Social-Selling ist eine Möglichkeit für ein Vertriebs-Team Social Media zu nutzen, um sich mit potenziellen Kunden zu verbinden und ihnen einen echten Mehrwert zu bieten. Und der Umsatz wird dadurch auch nicht schlechter.Laut einer internen LinkedIn-Studie verkaufen 78% der Anbieter im B2B einfacher, schneller und damit effektiver im Vergleich zu Kollegen, die keine Social-Media nutzen. Heutzutage nutzen denn auch rund 75% der B2B-Käufer Social-Media zur Recherche von Anbietern.

Eine Umfrage von Sales for Life ergab jedoch auch, dass 90% der Entscheidungsträger sagen, dass sie nie auf Cold-Calls reagieren würden. Wie passt das zusammen und wie kann man sein Vertriebs-Team dazu bringen, hier aktiv dabei zu sein?

Am besten erklärt man dem Team „das Spielfeld“: Man präsentiert Branchendaten über die Veränderung des Käuferverhaltens. Erzählt gute Erfolgsgeschichten aus den eigenen sozialen Verkaufsbemühungen. Dann erstellt man (vorzugsweise im Konsens) einen Überblick über den Rollout-Plan. Und last but not least zeigt man in seinem Rollout-Plan, was jede Person für eine Rolle spielt. Kurz: Der Vertrieb muss mitspielen.

Was im D-A-CH-Bereich XING ist, ist international(er) LinkedIn. Andersherum gesagt: Ohne diese Business-Netzwerke geht wenig, auch wenn sie gerade hierzulande gerne mal totgesagt werden. Wie geht’s? Nun, laut LinkedIn’s Director of Engineering hat „LinkedIn einen vierstufigen Prozess für die Verteilung von Inhalten in seinem Netzwerk implementiert, um die Verbreitung von Spam oder unangemessenen Inhalten zu reduzieren“. Ein Teil dieses Prozesses verwendet Faktoren wie Vorlieben, Ansichten und Flags, um Inhalte auf Qualität zu bewerten.

Das Ergebnis ist, dass man bei jedem Beitrag nicht nur potenziell alle sein Verbindungen erreicht, sondern viel viel mehr durch die Feeds der eigenen Verbindungen.
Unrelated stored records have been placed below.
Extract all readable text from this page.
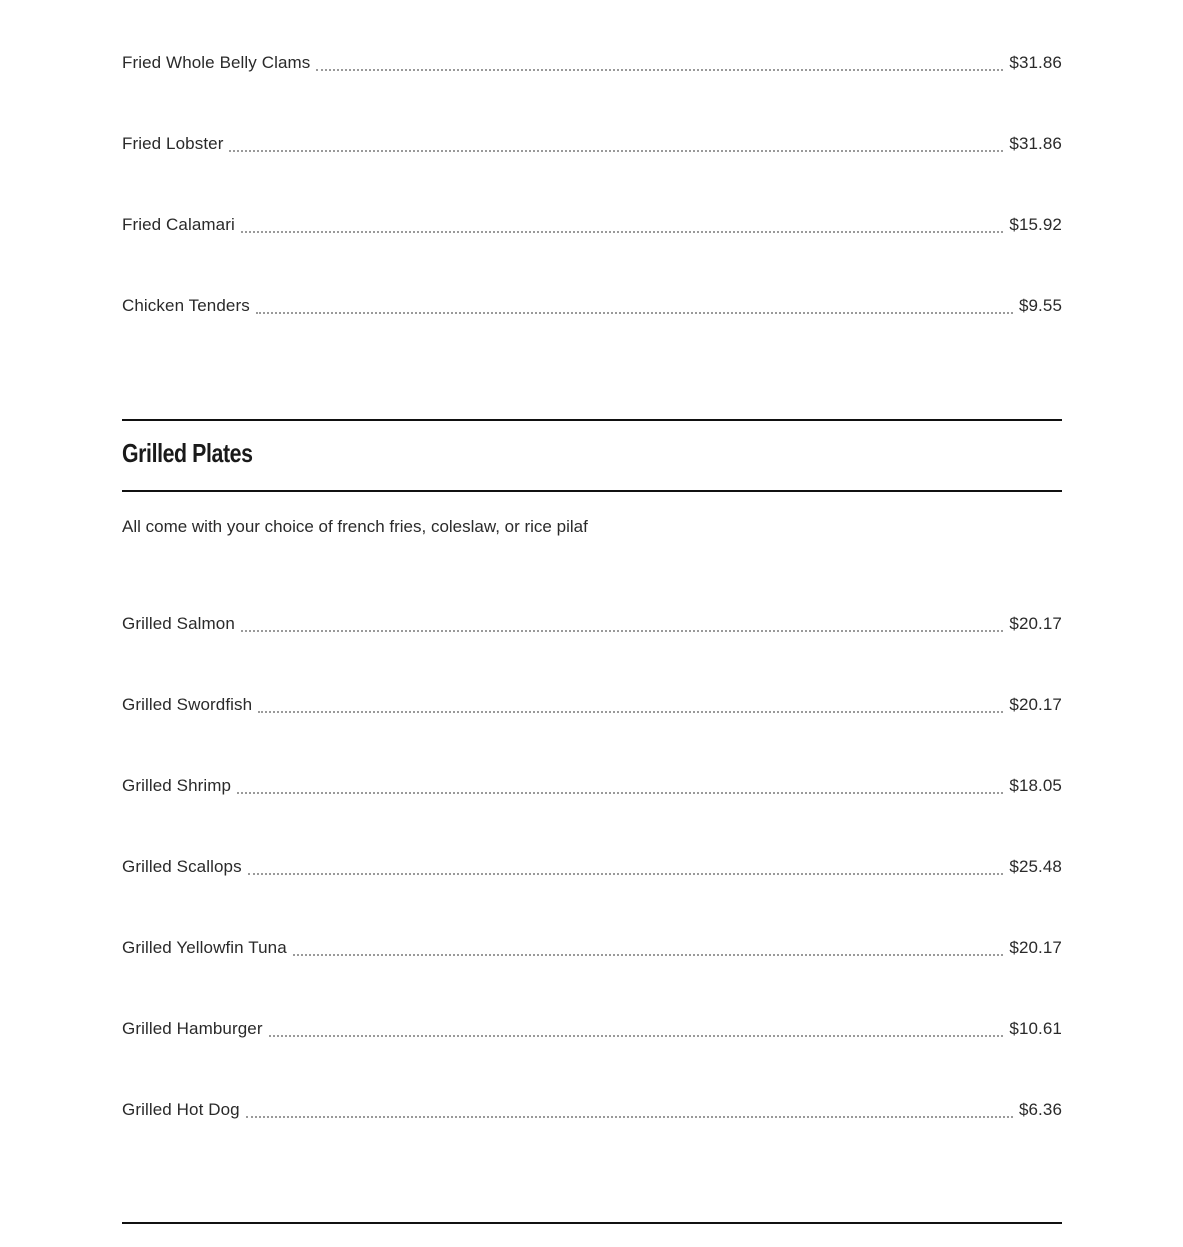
Fried Whole Belly Clams	$31.86
Fried Lobster	$31.86
Fried Calamari	$15.92
Chicken Tenders	$9.55
Grilled Plates
All come with your choice of french fries, coleslaw, or rice pilaf
Grilled Salmon	$20.17
Grilled Swordfish	$20.17
Grilled Shrimp	$18.05
Grilled Scallops	$25.48
Grilled Yellowfin Tuna	$20.17
Grilled Hamburger	$10.61
Grilled Hot Dog	$6.36
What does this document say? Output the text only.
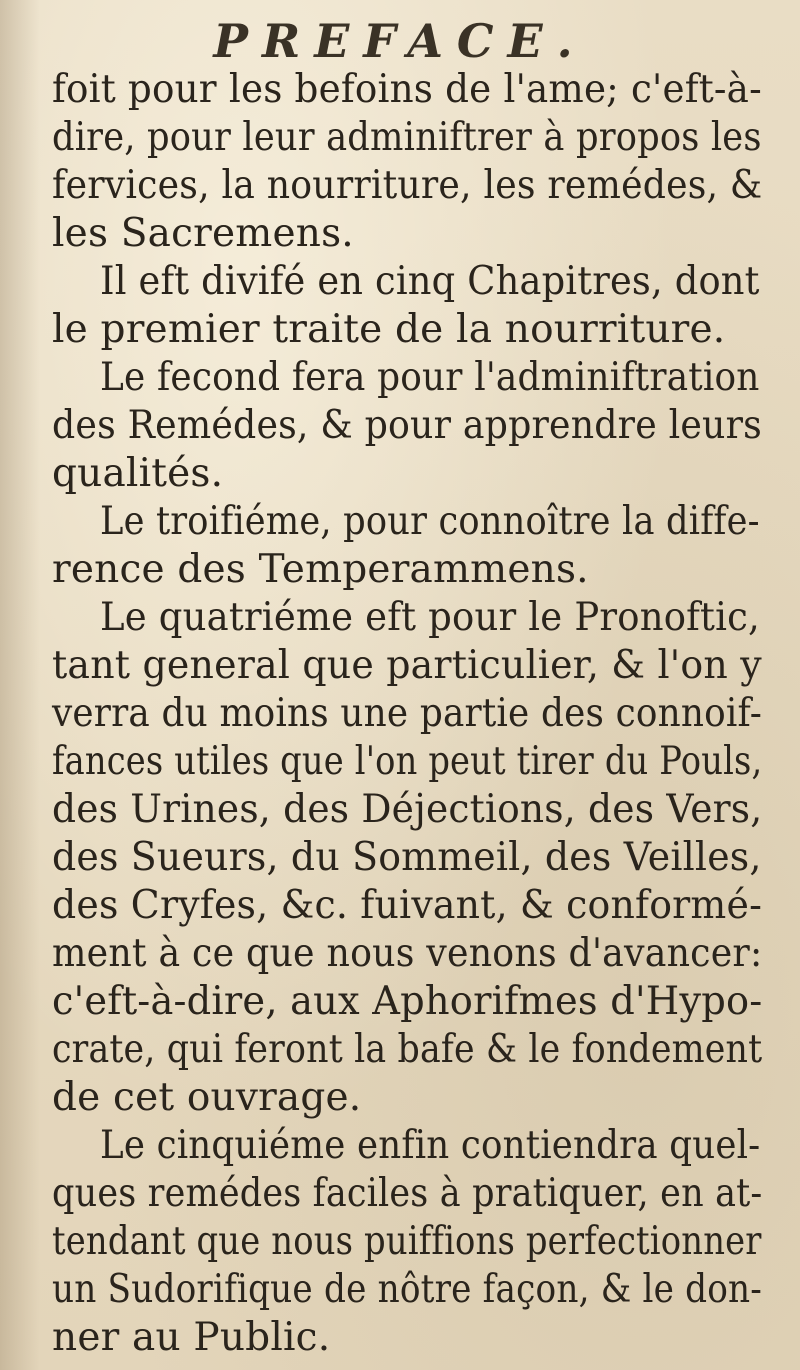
PREFACE.
foit pour les befoins de l'ame; c'eft-à-
dire, pour leur adminiftrer à propos les
fervices, la nourriture, les remédes, &
les Sacremens.
Il eft divifé en cinq Chapitres, dont
le premier traite de la nourriture.
Le fecond fera pour l'adminiftration
des Remédes, & pour apprendre leurs
qualités.
Le troifiéme, pour connoître la diffe-
rence des Temperammens.
Le quatriéme eft pour le Pronoftic,
tant general que particulier, & l'on y
verra du moins une partie des connoif-
fances utiles que l'on peut tirer du Pouls,
des Urines, des Déjections, des Vers,
des Sueurs, du Sommeil, des Veilles,
des Cryfes, &c. fuivant, & conformé-
ment à ce que nous venons d'avancer:
c'eft-à-dire, aux Aphorifmes d'Hypo-
crate, qui feront la bafe & le fondement
de cet ouvrage.
Le cinquiéme enfin contiendra quel-
ques remédes faciles à pratiquer, en at-
tendant que nous puiffions perfectionner
un Sudorifique de nôtre façon, & le don-
ner au Public.
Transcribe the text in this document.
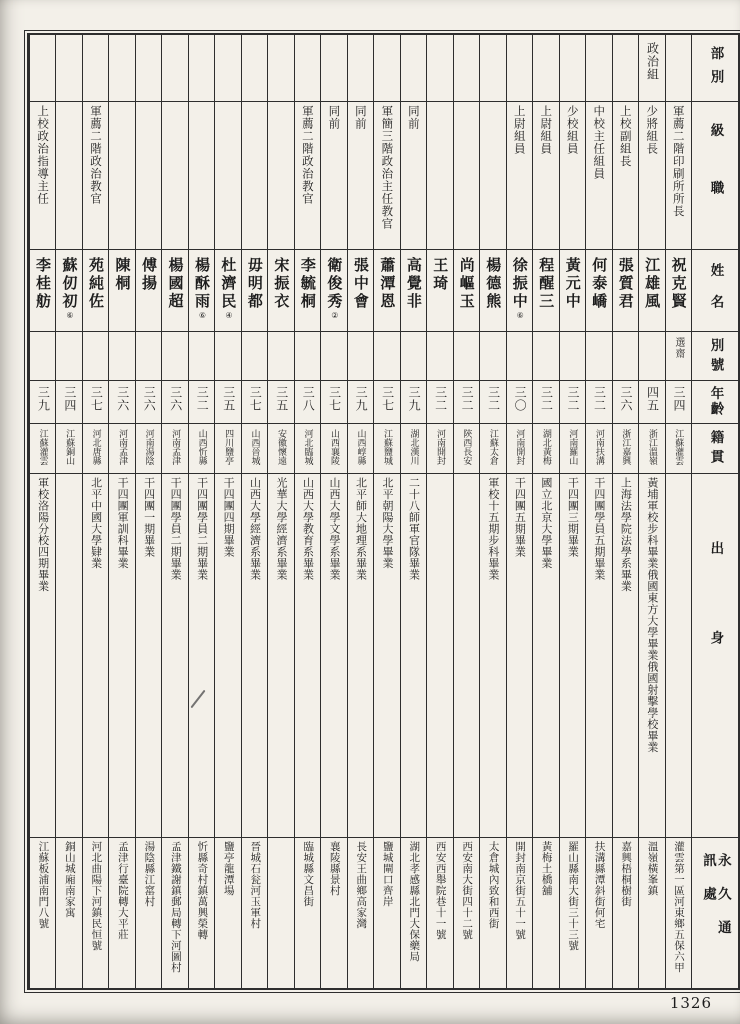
部別
級職
姓名
別號
年齡
籍貫
出身
永久通訊處
軍薦二階印刷所所長
祝克賢
選齋
三四
江蘇灌雲
灌雲第一區河東鄉五保六甲
政治組
少將組長
江雄風
四五
浙江溫嶺
黃埔軍校步科畢業俄國東方大學畢業俄國射擊學校畢業
溫嶺橫峯鎮
上校副組長
張質君
三六
浙江嘉興
上海法學院法學系畢業
嘉興梧桐樹街
中校主任組員
何泰嶠
三二
河南扶溝
干四團學員五期畢業
扶溝縣潭斜街何宅
少校組員
黃元中
三二
河南羅山
干四團三期畢業
羅山縣南大街三十三號
上尉組員
程醒三
三二
湖北黃梅
國立北京大學畢業
黃梅土橋舖
上尉組員
徐振中⑥
三〇
河南開封
干四團五期畢業
開封南京街五十一號
楊德熊
三二
江蘇太倉
軍校十五期步科畢業
太倉城內致和西街
尚嶇玉
三二
陝西長安
西安南大街四十二號
王琦
三二
河南開封
西安西舉院巷十一號
同前
高覺非
三九
湖北漢川
二十八師軍官隊畢業
湖北孝感縣北門大保藥局
軍簡三階政治主任教官
蕭潭恩
三七
江蘇鹽城
北平朝陽大學畢業
鹽城閘口齊岸
同前
張中會
三九
山西崞縣
北平師大地理系畢業
長安王曲鄉高家灣
同前
衛俊秀②
三七
山西襄陵
山西大學文學系畢業
襄陵縣景村
軍薦二階政治教官
李毓桐
三八
河北臨城
山西大學教育系畢業
臨城縣文昌街
宋振衣
三五
安徽懷遠
光華大學經濟系畢業
毋明都
三七
山西晉城
山西大學經濟系畢業
晉城石瓮河玉軍村
杜濟民④
三五
四川鹽亭
干四團四期畢業
鹽亭龍潭場
楊酥雨⑥
三二
山西忻縣
干四團學員二期畢業
忻縣奇村鎮萬興榮轉
楊國超
三六
河南孟津
干四團學員二期畢業
孟津鐵謝鎮郵局轉下河圖村
傅揚
三六
河南湯陰
干四團一期畢業
湯陰縣江窰村
陳桐
三六
河南孟津
干四團軍訓科畢業
孟津行臺院轉大平莊
軍薦二階政治教官
苑純佐
三七
河北唐縣
北平中國大學肄業
河北曲陽下河鎮民恒號
蘇仞初⑥
三四
江蘇銅山
銅山城廂南家寓
上校政治指導主任
李桂舫
三九
江蘇灌雲
軍校洛陽分校四期畢業
江蘇板浦南門八號
1326
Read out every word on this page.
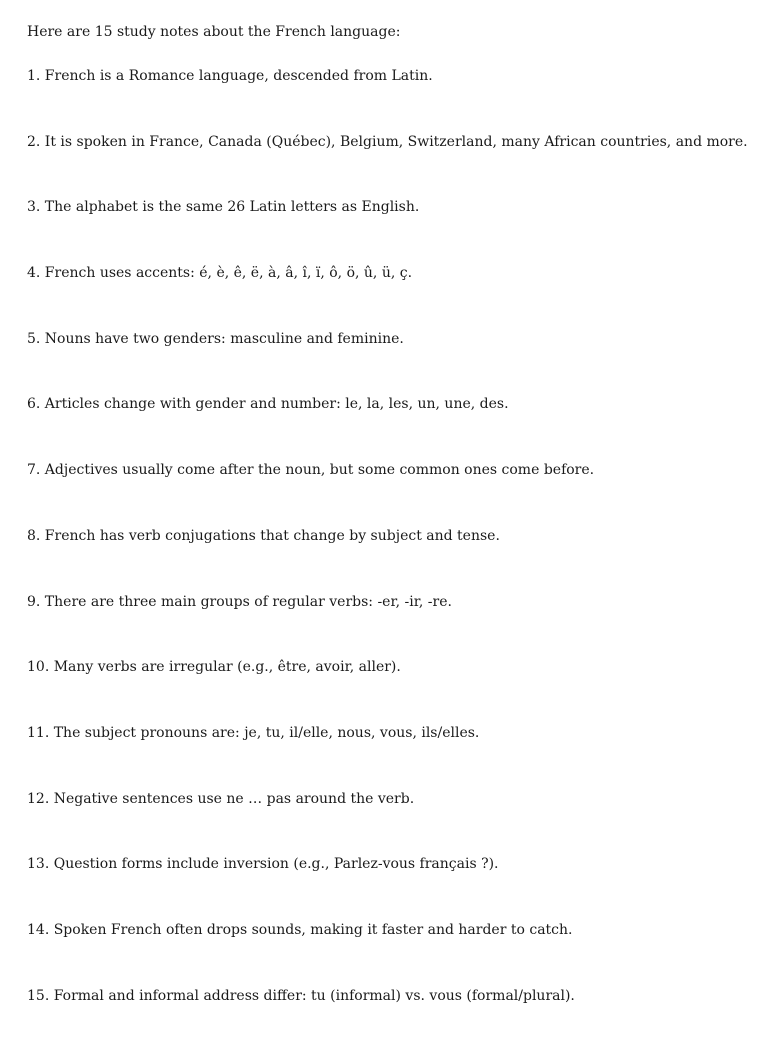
Here are 15 study notes about the French language:

1. French is a Romance language, descended from Latin.
2. It is spoken in France, Canada (Québec), Belgium, Switzerland, many African countries, and more.
3. The alphabet is the same 26 Latin letters as English.
4. French uses accents: é, è, ê, ë, à, â, î, ï, ô, ö, û, ü, ç.
5. Nouns have two genders: masculine and feminine.
6. Articles change with gender and number: le, la, les, un, une, des.
7. Adjectives usually come after the noun, but some common ones come before.
8. French has verb conjugations that change by subject and tense.
9. There are three main groups of regular verbs: -er, -ir, -re.
10. Many verbs are irregular (e.g., être, avoir, aller).
11. The subject pronouns are: je, tu, il/elle, nous, vous, ils/elles.
12. Negative sentences use ne … pas around the verb.
13. Question forms include inversion (e.g., Parlez-vous français ?).
14. Spoken French often drops sounds, making it faster and harder to catch.
15. Formal and informal address differ: tu (informal) vs. vous (formal/plural).
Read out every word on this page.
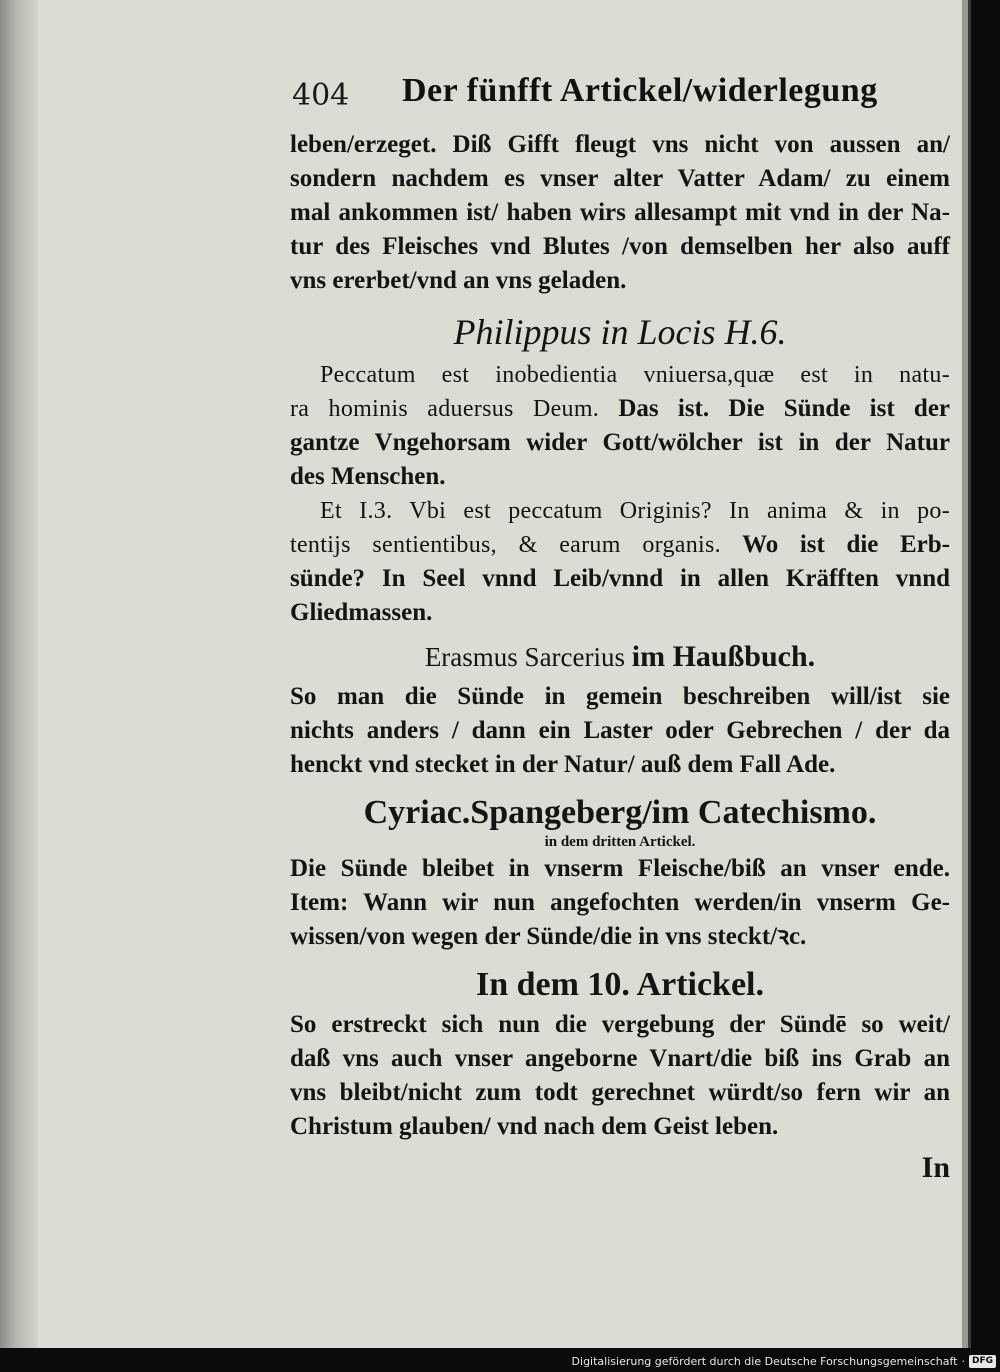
404 Der fünfft Artickel/widerlegung

leben/erzeget. Diß Gifft fleugt vns nicht von aussen an/

sondern nachdem es vnser alter Vatter Adam/ zu einem

mal ankommen ist/ haben wirs allesampt mit vnd in der Na-

tur des Fleisches vnd Blutes /von demselben her also auff

vns ererbet/vnd an vns geladen.

Philippus in Locis H.6.

Peccatum est inobedientia vniuersa,quæ est in natu-

ra hominis aduersus Deum. Das ist. Die Sünde ist der

gantze Vngehorsam wider Gott/wölcher ist in der Natur

des Menschen.

Et I.3. Vbi est peccatum Originis? In anima & in po-

tentijs sentientibus, & earum organis. Wo ist die Erb-

sünde? In Seel vnnd Leib/vnnd in allen Kräfften vnnd

Gliedmassen.

Erasmus Sarcerius im Haußbuch.

So man die Sünde in gemein beschreiben will/ist sie

nichts anders / dann ein Laster oder Gebrechen / der da

henckt vnd stecket in der Natur/ auß dem Fall Ade.

Cyriac.Spangeberg/im Catechismo.
in dem dritten Artickel.

Die Sünde bleibet in vnserm Fleische/biß an vnser ende.

Item: Wann wir nun angefochten werden/in vnserm Ge-

wissen/von wegen der Sünde/die in vns steckt/ꝛc.

In dem 10. Artickel.

So erstreckt sich nun die vergebung der Sündē so weit/

daß vns auch vnser angeborne Vnart/die biß ins Grab an

vns bleibt/nicht zum todt gerechnet würdt/so fern wir an

Christum glauben/ vnd nach dem Geist leben.

In
Digitalisierung gefördert durch die Deutsche Forschungsgemeinschaft · DFG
Hypothetisch gesehen, können so 1.000 Kontakte helfen, Hunderttausende zu erreichen, solange ansprechende Inhalte angeboten werden. Da holt Bartel den berüchtigten Most. Was übrigens durchaus auch bei Facebook gilt – entgegen der landläufigen Meinung funktioniert dieser Kanal genauso für B2B.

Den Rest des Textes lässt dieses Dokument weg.